«Papiers pour tous»: des migrants toujours expulsés du Maroc

à 17:15

Alors que le 2 janvier dernier, une opération exceptionnelle de régularisation des immigrés en situation irrégulière a été lancée (campagne qui se poursuivra jusqu’au 31 décembre 2014), des militants d’une vingtaine d’associations et collectifs de migrants ou des droits de l’homme (Gadem, ODT-Migrants, etc.), mais aussi des syndicalistes ou des chercheurs, viennent de créer la Coordination pour la Régularisation des Sans-papiers au Maroc, ou plus simplement, «Papiers Pour Tous ». 
 
Régularisation pour tous les sans-papiers
L’un des objectifs du collectif, selon son communiqué de presse, est «le suivi et le monitoring de l’opération de régularisation», censée être le premier pas vers «une nouvelle politique migratoire globale», plus «humaniste» que le roi a appelé le gouvernement à mettre en place en septembre 2013.
 
Justement, indique un membre de la Coordination, qui a souhaité garder l’anonymat, «la campagne de régularisation est plus une volonté royale qu’une politique gouvernementale». Du coup, regrette notre source, «les deux ministères concernés ont été pris de court et ont lancé l’opération rapidement, sans consulter les associations». 

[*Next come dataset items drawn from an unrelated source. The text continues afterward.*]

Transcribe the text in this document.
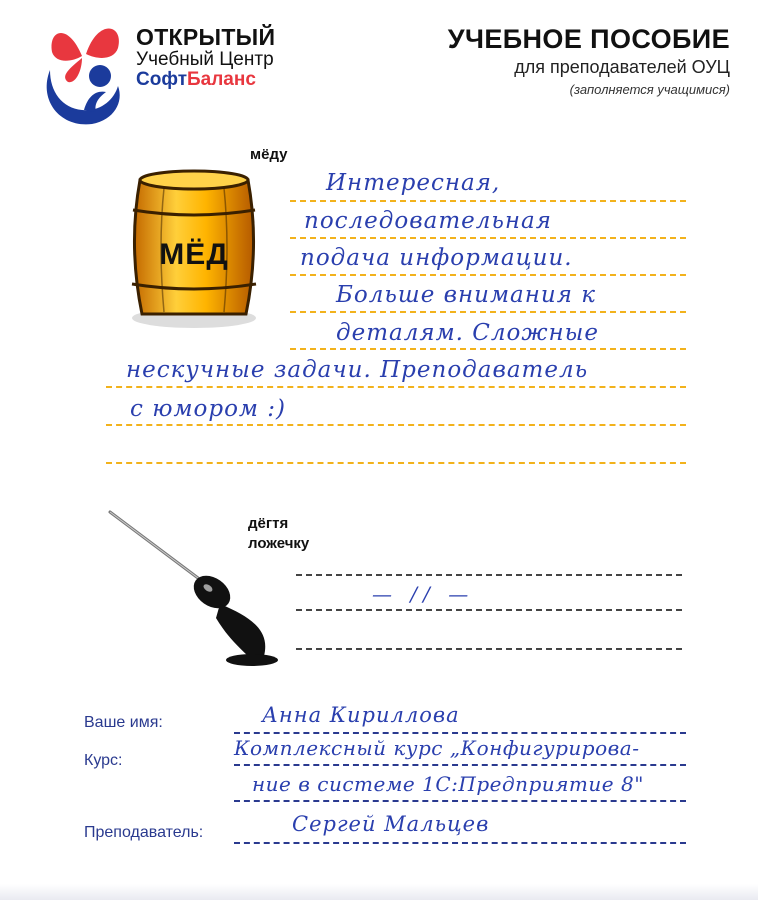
ОТКРЫТЫЙ
Учебный Центр
СофтБаланс
УЧЕБНОЕ ПОСОБИЕ
для преподавателей ОУЦ
(заполняется учащимися)
мёду
МЁД
Интересная,
последовательная
подача информации.
Больше внимания к
деталям. Сложные
нескучные задачи. Преподаватель
с юмором :)
дёгтя
ложечку
— // —
Ваше имя:	Анна Кириллова
Курс:
Комплексный курс „Конфигурирова-
ние в системе 1С:Предприятие 8"
Преподаватель:	Сергей Мальцев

Expulsions et exactions continuent
Il y a encore des opérations de «ratissage, d’arrestation et d’expulsion des migrants, avec les exactions qui les accompagnent», et ce malgré «l’annonce de la politique, dite radicalement nouvelle», condamne  «Papiers pour tous». 
Car s’il n’y a «plus de rafles dans les grandes villes, ça continue dans le Nord et l’Oriental, notamment à Tanger, Nador, Oujda», précise le Gadem, (groupe antiraciste de défense et d’accompagnement des étrangers et migrants).
 
La coordination demande donc aux autorités «de respecter un moratoire sur les expulsions» et que les personnes emprisonnées pour «migration illégale» soient «libérées afin de pouvoir faire une demande de régularisation».
 
Des conditions trop «restrictives
Mais l’objectif principal du collectif, c’est «la régularisation de toutes les personnes sans papiers au Maroc sur la seule base de l'expression de leur volonté». Une sorte d’opération de régularisation ponctuelle des migrants «installés», comme le font régulièrement l’Espagne ou les Etats-Unis.
 
Car la campagne de régularisation actuelle concerne six catégories d'étrangers seulement: conjoints de ressortissants marocains justifiant d'au moins 2 ans de vie commune, des étrangers disposant de contrats de travail effectifs d'au moins 2 ans, des étrangers justifiant de 5 ans de résidence continue au Maroc, etc.
 
Des conditions de régularisation jugées trop «restrictives» par les membres de la Coordination. «Surtout, les critères sont difficiles à remplir: il y a des migrants qui résident au Maroc depuis 10 ans et ne peuvent le prouver. D’autres qui travaillent depuis plusieurs années, mais sans contrat», énumère notre source.
 
Régularisation ou "fichage"?
Cependant, il semble que les autorités ne soient pas très exigeantes sur les justificatifs. «Ils demandent surtout une pièce d’identité, quelle qu’elle soit : passeport, carte consulaire, carte d’identité» explique notre source.
 
«Ce qui met la puce à l’oreille: pourquoi accepter les dossiers incomplets, sans justificatifs, mais en insistant sur une pièce d’identité? Qu’arrivera-t-il à ceux dont les demandes de régularisation sont déboutées? Serait-ce pour ficher les migrants, les recenser, et éventuellement les expulser plus facilement?» se demande notre source.
 
Le Gadem confirme: «c’est le risque, comme dans toute opération du genre, et avec d’autres organisations et collectifs on fait le "monitoring" de la campagne, on attend de voir les premières demandes recevoir une réponse».
 
«Papiers pour tous» demande d’ailleurs aux autorités des explications sur la gestion informatique des données collectées, et sur leur utilisation finale. A l’heure où nous publions ces lignes, le ministère de l’Intérieur organisait une conférence à laquelle assistaient des représentants des organisations et collectifs de défense des droits des migrants. Qui comptaient bien interpeller les responsables sur ces questions.